Eu poderia simplesmente atacá-la naquele momento e ali, mas onde estava a diversão nisso? Andei atrás dela, silenciosamente, para que ela não me visse, mas para que ela pudesse sentir minha presença. Se ela suspeitasse que alguém a seguisse, isso provocaria um medo dentro dela que aumentaria. Era muito mais divertido ter uma vítima petrificada. Era um site maravilhoso para assistir. Humanos tremendo de medo, tentando me ultrapassar ou se enrolando em uma bola; na esperança de que eles seriam protegidos.

A garota parecia perceber algo e um olhar de pânico atingiu seu rosto. Ela olhou para o céu e, quando o sol começou a se pôr, ela andou mais rápido — talvez esperando voltar para casa antes do anoitecer. — Era hora de se divertir. Me arrastei atrás dela e agarrei seu braço. Seu corpo ficou tenso antes que ela parecesse se acalmar. Olhou para mim por um segundo com um olhar de alívio evidente em seu rosto. Isso foi até que ela viu meus olhos. Sem dúvida, ela nos chama de "monstros".

Embora ela soubesse o que eu era, não parecia me temer e eu odiava isso mais do que tudo. Eu vivia sem energia. Até aqueles com quem eu morava estavam petrificados comigo, então por que ela não estava?

Eu tinha pensado em torturá-la brutalmente e fazê-la me temer. Tudo o que precisaria era um respingo de sangue de um corte e ela estaria de joelhos implorando para que eu tivesse piedade. O medo tornaria sua alma muito mais apetitosa. Outra idéia me ocorreu: ela tinha que ter vindo de algum lugar e certamente morava com outros humanos.
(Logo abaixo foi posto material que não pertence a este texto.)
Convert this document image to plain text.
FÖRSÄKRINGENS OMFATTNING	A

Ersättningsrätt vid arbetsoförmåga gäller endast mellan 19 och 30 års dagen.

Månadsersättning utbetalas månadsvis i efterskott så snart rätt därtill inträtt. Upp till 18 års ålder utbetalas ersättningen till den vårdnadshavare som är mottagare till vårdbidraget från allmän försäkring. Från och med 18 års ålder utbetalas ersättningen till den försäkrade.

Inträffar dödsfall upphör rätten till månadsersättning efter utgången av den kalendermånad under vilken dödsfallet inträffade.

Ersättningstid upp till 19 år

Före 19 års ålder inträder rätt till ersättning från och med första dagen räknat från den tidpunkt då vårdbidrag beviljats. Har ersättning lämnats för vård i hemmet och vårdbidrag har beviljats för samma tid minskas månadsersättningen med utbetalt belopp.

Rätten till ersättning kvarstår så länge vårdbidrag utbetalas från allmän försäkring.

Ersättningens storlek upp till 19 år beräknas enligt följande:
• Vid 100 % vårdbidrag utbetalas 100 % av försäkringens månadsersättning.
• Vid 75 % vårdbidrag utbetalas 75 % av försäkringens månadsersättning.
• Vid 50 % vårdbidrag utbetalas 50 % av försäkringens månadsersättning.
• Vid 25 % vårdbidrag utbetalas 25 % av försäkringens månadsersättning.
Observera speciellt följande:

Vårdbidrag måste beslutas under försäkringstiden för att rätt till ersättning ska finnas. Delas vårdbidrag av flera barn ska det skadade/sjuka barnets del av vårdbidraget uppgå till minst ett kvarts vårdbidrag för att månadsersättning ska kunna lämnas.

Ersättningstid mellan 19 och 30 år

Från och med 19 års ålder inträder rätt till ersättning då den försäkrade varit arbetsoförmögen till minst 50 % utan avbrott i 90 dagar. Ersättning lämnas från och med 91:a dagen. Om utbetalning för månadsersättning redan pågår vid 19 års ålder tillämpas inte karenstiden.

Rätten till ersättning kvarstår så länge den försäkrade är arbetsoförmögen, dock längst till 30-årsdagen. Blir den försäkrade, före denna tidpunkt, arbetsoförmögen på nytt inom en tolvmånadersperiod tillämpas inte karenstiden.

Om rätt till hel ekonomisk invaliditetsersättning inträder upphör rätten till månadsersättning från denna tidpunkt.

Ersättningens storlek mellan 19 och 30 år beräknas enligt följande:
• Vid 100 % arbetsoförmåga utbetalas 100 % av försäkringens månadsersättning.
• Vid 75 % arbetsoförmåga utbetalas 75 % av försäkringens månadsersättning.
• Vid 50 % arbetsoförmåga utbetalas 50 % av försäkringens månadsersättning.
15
Eu a deixei ir, não me arrependendo tanto quanto deveria, porque sabia que se a seguisse encontraria mais humanos do que apenas ela. Ela correu para longe de mim, sem parar para olhar para trás. Eu segui atrás em um ritmo constante até que ela entrou em um antigo bloco abandonado de apartamentos. Ela abriu um alçapão que parecia ser uma tábua solta e entrou antes de fechar o alçapão atrás dela. Dei a ela dois minutos antes de prosseguir atrás da mesma. Me encontrei em um túnel e me arrastei; ouvindo sua respiração pesada enquanto ela se arrastava. Talvez ela tivesse medo de áreas escuras e fechadas.
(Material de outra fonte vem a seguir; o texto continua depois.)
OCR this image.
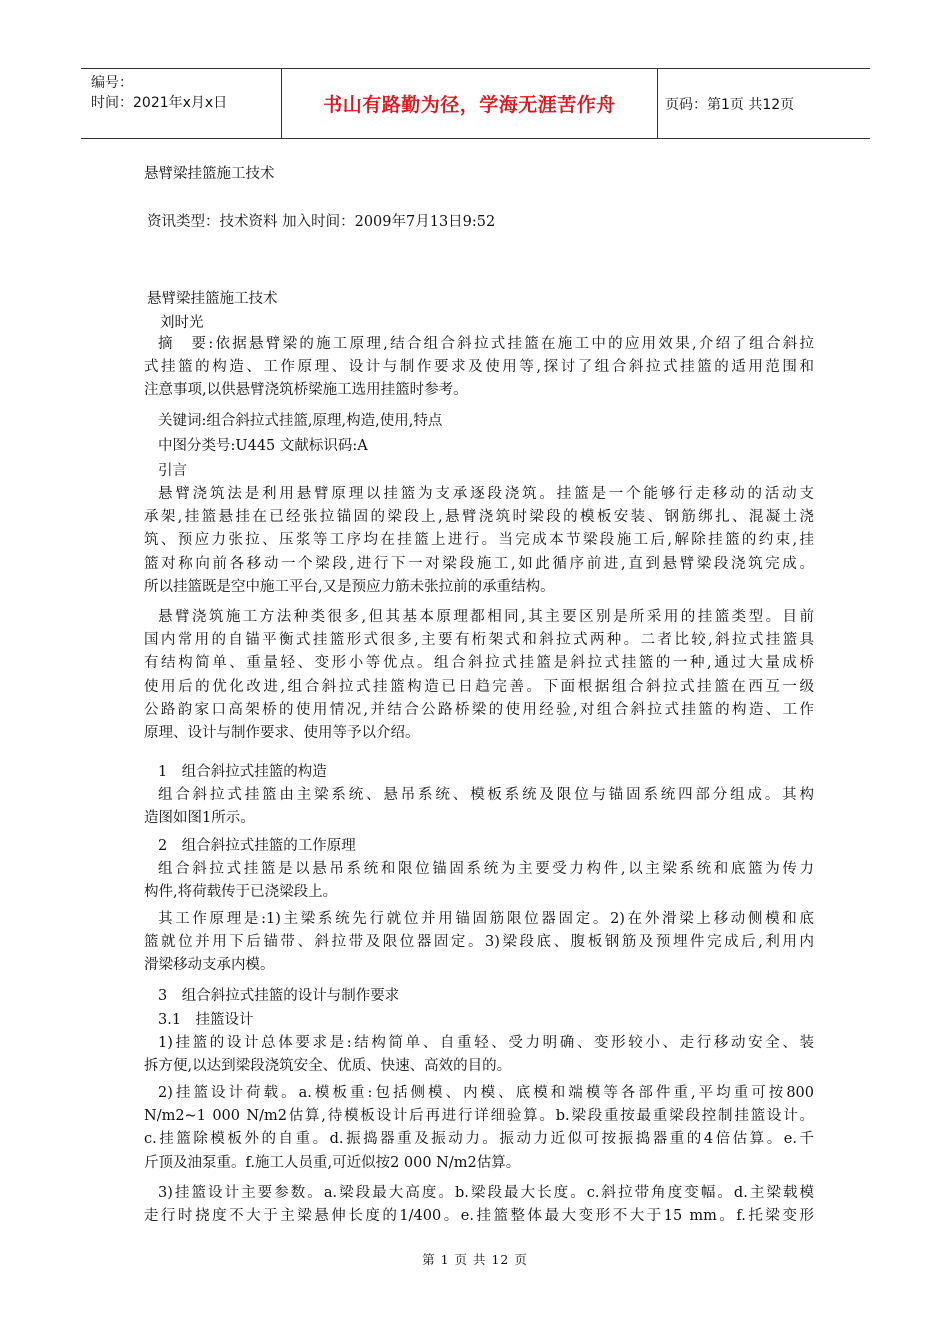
编号：
时间：2021年x月x日	书山有路勤为径，学海无涯苦作舟	页码：第1页 共12页
悬臂梁挂篮施工技术
资讯类型：技术资料 加入时间：2009年7月13日9:52
悬臂梁挂篮施工技术
刘时光
摘　要:依据悬臂梁的施工原理,结合组合斜拉式挂篮在施工中的应用效果,介绍了组合斜拉
式挂篮的构造、工作原理、设计与制作要求及使用等,探讨了组合斜拉式挂篮的适用范围和
注意事项,以供悬臂浇筑桥梁施工选用挂篮时参考。
关键词:组合斜拉式挂篮,原理,构造,使用,特点
中图分类号:U445 文献标识码:A
引言
悬臂浇筑法是利用悬臂原理以挂篮为支承逐段浇筑。挂篮是一个能够行走移动的活动支
承架,挂篮悬挂在已经张拉锚固的梁段上,悬臂浇筑时梁段的模板安装、钢筋绑扎、混凝土浇
筑、预应力张拉、压浆等工序均在挂篮上进行。当完成本节梁段施工后,解除挂篮的约束,挂
篮对称向前各移动一个梁段,进行下一对梁段施工,如此循序前进,直到悬臂梁段浇筑完成。
所以挂篮既是空中施工平台,又是预应力筋未张拉前的承重结构。
悬臂浇筑施工方法种类很多,但其基本原理都相同,其主要区别是所采用的挂篮类型。目前
国内常用的自锚平衡式挂篮形式很多,主要有桁架式和斜拉式两种。二者比较,斜拉式挂篮具
有结构简单、重量轻、变形小等优点。组合斜拉式挂篮是斜拉式挂篮的一种,通过大量成桥
使用后的优化改进,组合斜拉式挂篮构造已日趋完善。下面根据组合斜拉式挂篮在西互一级
公路韵家口高架桥的使用情况,并结合公路桥梁的使用经验,对组合斜拉式挂篮的构造、工作
原理、设计与制作要求、使用等予以介绍。
1　组合斜拉式挂篮的构造
组合斜拉式挂篮由主梁系统、悬吊系统、模板系统及限位与锚固系统四部分组成。其构
造图如图1所示。
2　组合斜拉式挂篮的工作原理
组合斜拉式挂篮是以悬吊系统和限位锚固系统为主要受力构件,以主梁系统和底篮为传力
构件,将荷载传于已浇梁段上。
其工作原理是:1)主梁系统先行就位并用锚固筋限位器固定。2)在外滑梁上移动侧模和底
篮就位并用下后锚带、斜拉带及限位器固定。3)梁段底、腹板钢筋及预埋件完成后,利用内
滑梁移动支承内模。
3　组合斜拉式挂篮的设计与制作要求
3.1　挂篮设计
1)挂篮的设计总体要求是:结构简单、自重轻、受力明确、变形较小、走行移动安全、装
拆方便,以达到梁段浇筑安全、优质、快速、高效的目的。
2)挂篮设计荷载。a.模板重:包括侧模、内模、底模和端模等各部件重,平均重可按800
N/m2~1 000 N/m2估算,待模板设计后再进行详细验算。b.梁段重按最重梁段控制挂篮设计。
c.挂篮除模板外的自重。d.振捣器重及振动力。振动力近似可按振捣器重的4倍估算。e.千
斤顶及油泵重。f.施工人员重,可近似按2 000 N/m2估算。
3)挂篮设计主要参数。a.梁段最大高度。b.梁段最大长度。c.斜拉带角度变幅。d.主梁载模
走行时挠度不大于主梁悬伸长度的1/400。e.挂篮整体最大变形不大于15 mm。f.托梁变形
第 1 页 共 12 页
Ela havia saído do túnel muito antes de eu chegar ao fim, mas não havia dúvida de que havia atravessado os portões de ferro. Eu tinha descoberto algo bonito. Não é um punhado de humanos, mas uma vila inteira que nos alimentaria por um longo tempo.

Saí antes que alguém me visse, afinal teria sido mais divertido e mais seguro para mim se eu não estivesse sozinho. Eu havia entrado em casa, meu corpo pronto para desligar devido à desidratação e falta de comida. Minha cabeça doía, alertando-me da minha fome. Fiquei animado ao pensar em minha descoberta de que eu zombei de uma tigela de cereal de Jimin na esperança de que minha energia se recuperasse rapidamente.

Entrei no meu escritório, apenas para me surpreender com a aparência do meu pai. Sorri e limpei minha garganta, o que chamou sua atenção. Eu sabia que ele estava tão animado quanto eu pelo que eu havia dito a ele.

Foi tomada uma decisão. Em dois dias atacaríamos; todos nós que ficamos privados de comida por tanto tempo.